Is it a case of “work-anxiety” when patients report bad workplace characteristics and low work ability?

Aims: Work-anxiety may come along with a negative view of the workplace and is therefore an important factor of influence in work ability assessment. Work ability assessment requires to distinguish between descriptive workplace characteristics, work ability, and work-anxiety. This study explores the empirical relationships between patient-reported workplace characteristics, work-anxiety, and subjective and objective work ability measures. Methods: 125 patients in medical rehabilitation before vocational reintegration were interviewed concerning their vocational situation, and filled in a questionnaire on work-anxiety (WPS), subjective mental work ability (WAI) and perceived workplace characteristics (KFZA, JATS). Treating physicians gave independent socio-medical judgments concerning the patients´ work ability and impairment, and need for supportive means for vocational reintegration. Results: Patients with high work-anxiety reported workplace characteristics systematically more negative. Also low subjective work ability went along with reports of problematic workplace characteristics. When controlled for work-anxiety, subjective work ability remained related only with social workplace characteristics and with work achievement demands, but independent from situational or task characteristics.
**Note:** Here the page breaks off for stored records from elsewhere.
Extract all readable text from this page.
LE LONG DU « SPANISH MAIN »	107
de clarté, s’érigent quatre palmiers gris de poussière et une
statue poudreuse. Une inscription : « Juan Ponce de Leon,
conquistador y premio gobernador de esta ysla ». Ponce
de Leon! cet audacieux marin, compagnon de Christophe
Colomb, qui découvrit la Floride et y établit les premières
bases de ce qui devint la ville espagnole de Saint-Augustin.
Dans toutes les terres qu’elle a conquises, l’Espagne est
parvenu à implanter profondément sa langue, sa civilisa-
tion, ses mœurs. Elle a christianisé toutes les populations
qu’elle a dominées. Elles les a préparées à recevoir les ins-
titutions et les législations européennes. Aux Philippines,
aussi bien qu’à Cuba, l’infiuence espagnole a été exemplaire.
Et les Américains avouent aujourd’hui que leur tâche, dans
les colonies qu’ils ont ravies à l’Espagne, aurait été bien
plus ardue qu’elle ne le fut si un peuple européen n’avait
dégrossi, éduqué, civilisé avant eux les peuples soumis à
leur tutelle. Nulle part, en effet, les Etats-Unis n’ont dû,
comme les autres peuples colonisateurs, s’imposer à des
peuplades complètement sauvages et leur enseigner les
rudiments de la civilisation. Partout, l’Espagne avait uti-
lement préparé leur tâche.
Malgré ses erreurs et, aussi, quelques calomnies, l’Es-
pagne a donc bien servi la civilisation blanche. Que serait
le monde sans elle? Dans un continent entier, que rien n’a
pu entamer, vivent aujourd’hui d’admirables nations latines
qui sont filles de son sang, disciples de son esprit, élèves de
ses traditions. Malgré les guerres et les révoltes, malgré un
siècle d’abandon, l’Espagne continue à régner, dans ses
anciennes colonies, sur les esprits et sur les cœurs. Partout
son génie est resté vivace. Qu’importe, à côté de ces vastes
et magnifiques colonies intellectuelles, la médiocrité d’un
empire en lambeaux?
Sick leave duration and physicians´ judgment of work ability are not systematically related with patient-reported workplace characteristics. Conclusions: In socio-medical work ability assessment, patients with high work-anxiety must be expected to report more problematic workplace characteristics and lower work ability. For detecting potentially biased patient´s view on work characteristics and work ability, the patient must be explored concerning work-anxiety. Detecting work-anxiety is important in order to initiate early work-directed treatment, and avoid long-term sick leaves.